By Erin Daigle, undergraduate, Louisiana State University
Miss Cora Crawford was born in Philadelphia in 1880. She was the niece of Carrie Staudenmayer, who was the head of their household. They resided in Ward 22 in Philadelphia. She was considered to be a leading social, professional and businesswoman of the state. Crawford never married and she dedicated her life to her suffrage work.
It is not known the exact year that Crawford began her suffrage work. In March 1913 Crawford marched alongside Alice Paul and many other women in the suffrage parade in Washington, D.C. In mid-1918, it is clear that she was a dedicated suffragist.
Crawford and fifty other women of the National Woman’s Party were arrested on August 6, 1918 and charged with unlawfully congregating in the public parks of Washington, D.C. after a staged demonstration at the White House. They held banners that criticized President Wilson. Only a week after being released from jail, she was once again arrested along with 37 other women of the National Woman’s Party for attempting to hold a meeting in Lafayette Square in protest against the Senate’s delay in passing the suffrage amendment. Several months later, in January 1919, she was arrested for a third time during the Watchfire demonstration. She refused to pay a fine and was then sentenced to five days in District Jail.

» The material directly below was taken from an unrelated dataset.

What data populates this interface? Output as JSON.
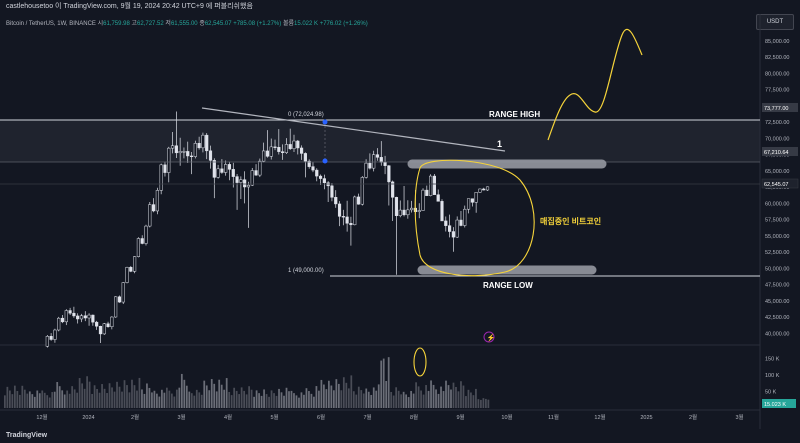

Once women gained the vote, Crawford continued her work with the National Woman’s Party and became a member of a convention committee. She contributed to the proposed plan of a Women’s Convention to be held in Washington on February 15, 1921. Part of the meeting involved a presentation to Congress of a memorial statue of the three great pioneers of the suffrage movement—Susan B. Anthony, Lucretia Mott and Elizabeth Cady Stanton.
Crawford later moved back to her hometown of Philadelphia as reported in the 1930 U.S. Census. She was single and 50 years old at the time. Her trail is faint after this and the cause of her death is unknown. Crawford remains one of the many women who contributed to woman’s suffrage, and her active involvement will remain a significant part of the movement that gained women the right to vote.
Crawford is included in Doris Stevens, Jailed for Freedom (New York: Boni and Liveright, 1920). She is featured in the newspaper articles: “Women off to the Capitol,” Philadelphia Inquirer, August 6, 1918 and “Raid Suffragists Near White House: Fifty Women, Some Bearing Banner Criticizing President, Taken Into Custody,” Philadelphia Inquirer, August 7, 1918.